Now you have a great answer to the question: "You know what's cooler than a million dollars?"

2. PayPal

I know what you're thinking, "Silly Damian, PayPal isn't a tech stock — it's owned by eBay!"

Well, PayPal isn't a tech stock… just yet. After 12 years, PayPal and eBay are planning to part ways and start trading as separate entities this 2015. This is huge news: Over a 12-month period, PayPal processes about $203 billion in payment volume and handles about 153 million active digital wallets.

Unlike newer companies, such as Square and Apple Pay, PayPal hasn't necessarily done much to innovate within the online payment industry in recent years. Still, PayPal has a lot going for it. The company currently handles $1 for every $6 spent online and holds an impressive 19% year-on-year growth rate. Also, PayPal holds two smart acquisitions: Braintree, a mobile and web payment platform for ecommerce companies, and Venmo, a payments company that doubles as a social network.

The spin off of PayPal from eBay is one tech stock transaction to watch in 2015 because it may shape the future direction of the online payment industry — and your investments.

3. Activision Blizzard

Guitar Hero, Call of Duty, World of Warcraft, Marvel: Ultimate Alliance, Spyro the Dragon.

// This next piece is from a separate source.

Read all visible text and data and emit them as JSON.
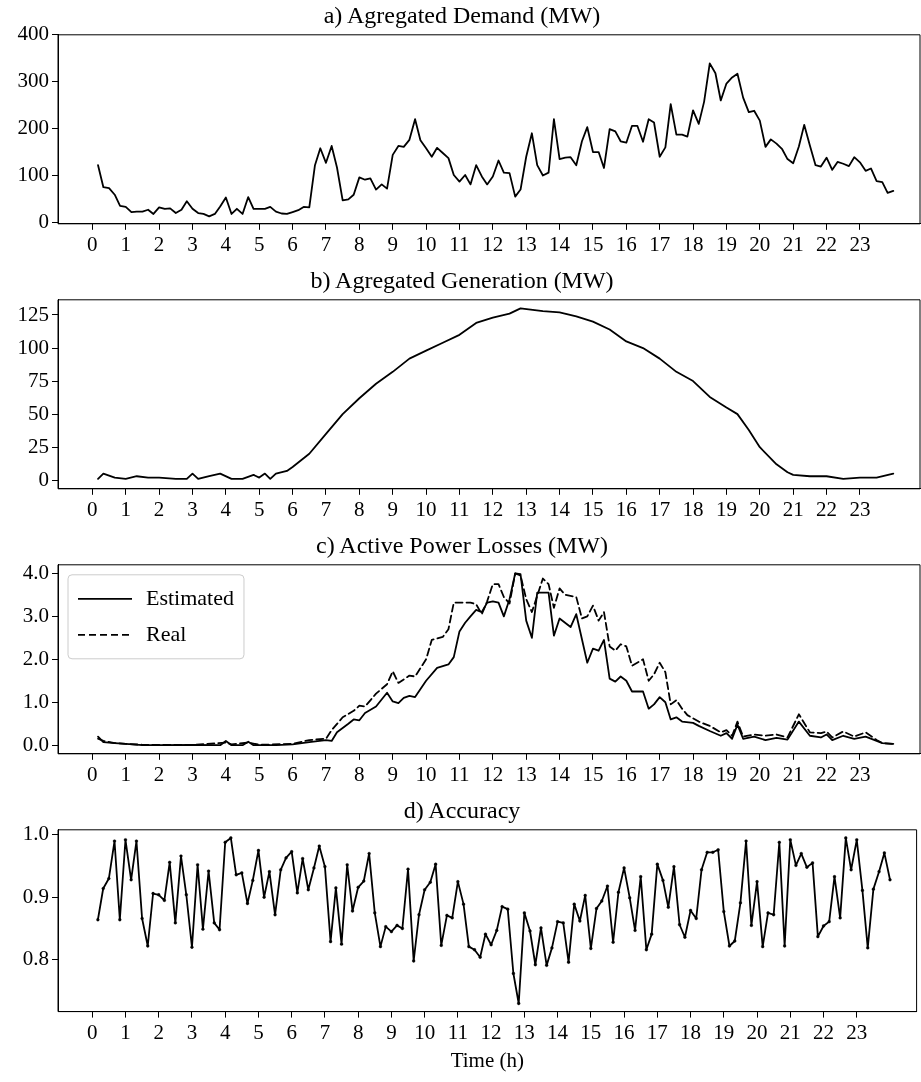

You probably recognize some of those names.

How about Activision Blizzard? Well, that's the company behind those and many more big-time video game titles. Activision Blizzard Inc. (NASDAQ:ATVI) has been around since the Atari era (remember Enduro or Pitfall!?). If you had bought $1,000 worth of Activision stock back in 1993, your investment would be over $19,100 today.

Some analysts suggest that 2015 could be a great year for Activision:

  • The company has a wide portfolio of game properties across several consoles, including Xbox One, Playstation 4, Wii U, and iPhone/iPad.
     
  • Its World of Warcraft franchise has amassed up to 12 million subscribers.
     
  • The release of Call of Duty: Advanced Warfare is the biggest entertainment launch of 2014 in terms of revenue, surpassing all movie, music, and book launches.
     
  • Its newest release, Skylanders, is poised to become a cash cow for several years.
     
  • With its Skylanders game series, Activision is securing a new generation of young gamers.
     
  • According to its 2014 Q3 statements, Activision has over $3.8 billion in cash reserves.

4. AOL

Our children and grandchildren may never understand the joys and miseries that the "pshhhkkkkkkrrrrkakingkakingkakingtshchchchchchchchcch*ding*ding*ding" modem sound brought to our lives. Just like the Tamagotchis, the Power Rangers, and the Friends cast members, AOL used to be really hot back in the 90s. Unlike other crazy 90s fads, such as Furby or Tickle Me Elmo, AOL is still alive and kicking.

What makes AOL (NYSE:AOL) cool is that it has a devoted user base that refuses to catch up with the times. In 2013 the company made $168 million in subscription fees for services such as AIM. This prompts two questions. First, who are these people? Second, do they want to buy my Beanie Babies and Pokemon collections?

Nowadays, AOL is a conglomeration of websites that earn revenue by selling ad space online. Its most well known site is The Huffington Post, which receives about 94 million views monthly. Tech analysts have mixed feelings about AOL, but they all agree that this is a company that won't go without a fight. After all, its family of sites, including TechCrunch and Joystiq, continues to connect with readers across the world.

What is your favorite tech stock?

(Disclaimer: I neither own any of these stocks nor receive compensation by the mentioned companies.)